The victim reported the theft to Riverside police, and detectives were able to obtain surveillance video from the Bank of America ATM at Magnolia and Tyler showing the suspect not only installing the skimming device but later withdrawing her money.

It took detectives several months, but they said while surveilling the bank on Wednesday, November 15th they caught two suspects matching the descriptions of the thieves caught on camera.

Police said inside the suspects' vehicle they found numerous access cards they would use to install cloned data from a skimmed card, as well as USB and skimmer devices used to capture victim card data, and a device with a pin-hole camera used to watch unsuspecting victims enter their PIN codes.

Nicolae Adrian Masu, 29, and George Daniel Mirica, 26, both of Santa Ana, were arrested for identity theft, transferring stolen identifying information, and conspiracy to defraud.

Since the case involves two victims, if convicted of identity theft each suspect faces a possible sentence exposure of 3 years, 8 months behind bars.

Detectives believe these suspects have been running this skimming operation throughout all of Southern California.

"They're in Riverside; they're in Eastvale; they're in Ventura; they're in LA; they're in Santa Ana; they're everywhere," said Officer Javier Cabrera. "And this is what they do. I wake up every morning and this is what I do for a living; that's what they do. They wake up and they destroy people's lives."

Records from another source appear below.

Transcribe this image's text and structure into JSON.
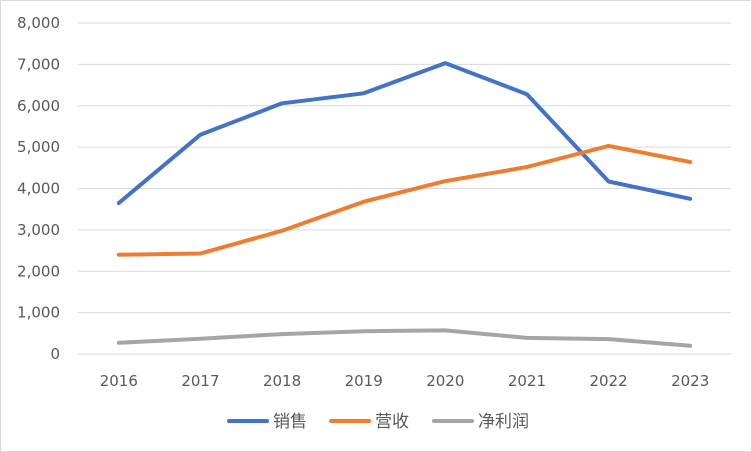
{
  "chart_data": {
    "type": "line",
    "title": "",
    "xlabel": "",
    "ylabel": "",
    "categories": [
      "2016",
      "2017",
      "2018",
      "2019",
      "2020",
      "2021",
      "2022",
      "2023"
    ],
    "ylim": [
      0,
      8000
    ],
    "y_ticks": [
      0,
      1000,
      2000,
      3000,
      4000,
      5000,
      6000,
      7000,
      8000
    ],
    "y_tick_labels": [
      "0",
      "1,000",
      "2,000",
      "3,000",
      "4,000",
      "5,000",
      "6,000",
      "7,000",
      "8,000"
    ],
    "grid": true,
    "legend_position": "bottom",
    "series": [
      {
        "name": "销售",
        "color": "#4472c4",
        "values": [
          3650,
          5300,
          6060,
          6300,
          7030,
          6280,
          4170,
          3750
        ]
      },
      {
        "name": "营收",
        "color": "#ed7d31",
        "values": [
          2400,
          2430,
          2980,
          3680,
          4180,
          4520,
          5030,
          4640
        ]
      },
      {
        "name": "净利润",
        "color": "#a5a5a5",
        "values": [
          270,
          370,
          480,
          550,
          570,
          390,
          360,
          200
        ]
      }
    ]
  }
}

Police said both suspects posted bail less than 14 hours after they were arrested.

Detectives remind people that if their bank offers them the ability to use the "tap" feature to access their account at the ATM, it's likely a better way to complete a transaction since they won't be sliding their card in a magnetic strip reader that could be compromised by a skimmer.

Also, they urge people to protect their PIN codes by covering the number pad from both sides since suspects often use small pinhole cameras secretly placed on the sides of ATM machines to capture a person entering their PIN.